Dia desses um camarada me chamou de “pretensioso”. Eu logo respondi: “Poxa vida! Obrigado pelo elogio!” Ele ficou com uma cara de tacho, sem entender porque, naquele momento, achei o adjetivo “pretensioso” um grande elogio, que alegrava aquele dia, que trazia vida àquela tarde sem graça, que me entusiasmava a continuar existindo neste “mundo imundo”, que me fazia cócegas no ego e me estimulava, com ternura, a sorrir candidamente daquela situação.
O sujeito simplesmente não entendeu minha reação inusitada. Ele queria que eu visse o tal adjetivo pela ótica do sonso comum, como um sinal de falha em meu caráter, um defeito a ser consertado, um pecado em praça pública, uma característica a ser extirpada do fundo da alma, uma ofensa à moral e aos bons costumes, um problema na sociedade, uma futilidade na cidade, um gesto obsceno no meio da civilização. O cara, com certeza, pensava diferente de mim. E eu, humildemente, pretendi ali expor meus argumentos pra elevar a “pretensão” a uma bela virtude em nossa cena de país emergente na conjuntura apocalíptica mundial, enfim, nesse nosso contexto de nação que tenta, dia a dia, botar por terra o que Nelson Rodrigues chamava de “complexo de vira-lata”.
Pensa comigo. Já sou pobre, fudido, lascado, desnutrido, subdesenvolvido, subordinado, subestimado, fedido, um coitado qualquer, feio, narigudo, sem pai, com mãe viúva, roqueiro no sertão, caipira no rock, jovem saudosista já cansado da vida, cara sem saída, poeta trágico, idiota, verme, iconoclasta, insignificante, racionalista na era pós-moderna, Macunaíma filosofando de sunga, professor da rede estadual, latino-americano, brasileiro de estatura mediana, no “Goiais”, no Senador Canedo... ainda queria que eu fosse mais um conformado, sem projetos? Aí seria muita desgraça prum indivíduo só, sô!
Desculpa. É que não consigo me conformar com a apologia distorcida da humildade, como se o humilde fosse o que se faz de coitado, aceita a própria miséria, passivo, resignado, abaixando a cabeça ao dizer “sim, sinhor”. Vi aqui que a palavra “humildade vem do latim humus que significa ‘filhos da terra’ e se refere à qualidade daqueles que não tentam se projetar sobre as outras pessoas, nem mostrar ser superior a elas”. Uma coisa é o cara não tentar se mostrar superior aos outros. Outra é, equivocadamente, achar que o sujeito humilde é o que aceita e se sujeita à situação.
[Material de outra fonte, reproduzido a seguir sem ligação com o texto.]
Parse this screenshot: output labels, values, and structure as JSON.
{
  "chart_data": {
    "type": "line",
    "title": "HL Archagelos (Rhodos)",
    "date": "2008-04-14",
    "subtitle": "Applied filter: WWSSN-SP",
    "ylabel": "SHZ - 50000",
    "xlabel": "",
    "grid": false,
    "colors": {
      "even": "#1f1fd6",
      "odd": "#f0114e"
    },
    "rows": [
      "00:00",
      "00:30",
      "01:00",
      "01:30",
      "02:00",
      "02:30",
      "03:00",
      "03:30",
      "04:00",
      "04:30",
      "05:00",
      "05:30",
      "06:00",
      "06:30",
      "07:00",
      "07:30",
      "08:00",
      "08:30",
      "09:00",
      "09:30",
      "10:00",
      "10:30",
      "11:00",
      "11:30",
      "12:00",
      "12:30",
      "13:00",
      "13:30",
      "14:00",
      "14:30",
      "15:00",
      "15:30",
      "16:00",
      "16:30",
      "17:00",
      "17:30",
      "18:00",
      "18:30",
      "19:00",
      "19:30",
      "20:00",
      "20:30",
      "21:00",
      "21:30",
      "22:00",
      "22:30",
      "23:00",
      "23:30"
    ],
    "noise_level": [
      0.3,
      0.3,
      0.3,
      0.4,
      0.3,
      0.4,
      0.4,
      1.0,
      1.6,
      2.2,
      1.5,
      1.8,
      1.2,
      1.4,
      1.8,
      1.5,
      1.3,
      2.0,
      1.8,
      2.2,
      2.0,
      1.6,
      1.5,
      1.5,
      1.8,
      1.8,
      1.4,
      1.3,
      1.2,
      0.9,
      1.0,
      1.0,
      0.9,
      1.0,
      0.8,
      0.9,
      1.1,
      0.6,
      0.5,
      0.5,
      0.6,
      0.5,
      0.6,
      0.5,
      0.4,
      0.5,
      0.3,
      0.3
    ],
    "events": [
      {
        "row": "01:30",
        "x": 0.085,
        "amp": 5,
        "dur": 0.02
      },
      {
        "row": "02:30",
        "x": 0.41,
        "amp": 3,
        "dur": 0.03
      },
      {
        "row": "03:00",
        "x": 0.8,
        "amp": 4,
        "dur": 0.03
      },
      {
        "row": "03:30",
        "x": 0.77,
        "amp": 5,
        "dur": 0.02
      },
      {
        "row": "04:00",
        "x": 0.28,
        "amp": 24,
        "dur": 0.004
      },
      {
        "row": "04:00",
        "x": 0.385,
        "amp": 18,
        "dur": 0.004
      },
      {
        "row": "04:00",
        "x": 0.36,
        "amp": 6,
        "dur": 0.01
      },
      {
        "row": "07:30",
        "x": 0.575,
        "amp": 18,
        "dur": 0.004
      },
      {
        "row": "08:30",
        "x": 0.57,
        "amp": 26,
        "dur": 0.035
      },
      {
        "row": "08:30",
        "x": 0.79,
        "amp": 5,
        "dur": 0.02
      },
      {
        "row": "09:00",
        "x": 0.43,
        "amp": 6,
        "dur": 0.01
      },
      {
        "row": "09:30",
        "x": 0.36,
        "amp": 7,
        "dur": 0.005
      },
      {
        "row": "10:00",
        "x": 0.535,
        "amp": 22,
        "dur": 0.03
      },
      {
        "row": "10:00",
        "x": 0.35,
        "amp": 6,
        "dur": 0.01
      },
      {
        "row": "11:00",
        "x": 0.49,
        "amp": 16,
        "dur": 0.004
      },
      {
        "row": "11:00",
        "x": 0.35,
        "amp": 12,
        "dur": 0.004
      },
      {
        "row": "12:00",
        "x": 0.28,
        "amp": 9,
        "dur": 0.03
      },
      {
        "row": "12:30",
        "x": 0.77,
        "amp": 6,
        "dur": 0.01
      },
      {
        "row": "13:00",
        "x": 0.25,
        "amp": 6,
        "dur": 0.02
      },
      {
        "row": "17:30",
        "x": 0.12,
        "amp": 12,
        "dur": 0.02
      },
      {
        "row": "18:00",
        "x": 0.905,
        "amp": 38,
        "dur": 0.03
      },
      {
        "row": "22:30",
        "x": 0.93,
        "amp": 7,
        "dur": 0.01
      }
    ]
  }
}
Então, mantenha a cordialidade e o respeito na idéia de humildade e arranque fora a “passividade” desse conceito!
Insisto: uma dosezinha de pretensão não faz mal. Só uma dosezinha. Aqui no meu dicionário diz: “pretensioso é quem possui pretensão ou vaidade”. E “pretensão é o resultado de pretender; exigência; presunção; excessiva vaidade”. Então fica a dica: pegue esse conceito, tire o excesso de prepotência e de vaidade fútil (mas deixe um pouquinho desse pecado capital, pra você conseguir levantar da cama) e mantenha a idéia de “resultado de pretender”. O filósofo Álvaro Vieira Pinto (abordando o conceito de nação enquanto projeto) falava do sentido literal da palavra “pretender”, como “pré-tender”, “tender antecipado” para um estado real, e não no sentido imaginário de pretender, na acepção de querer passar por aquilo que não é.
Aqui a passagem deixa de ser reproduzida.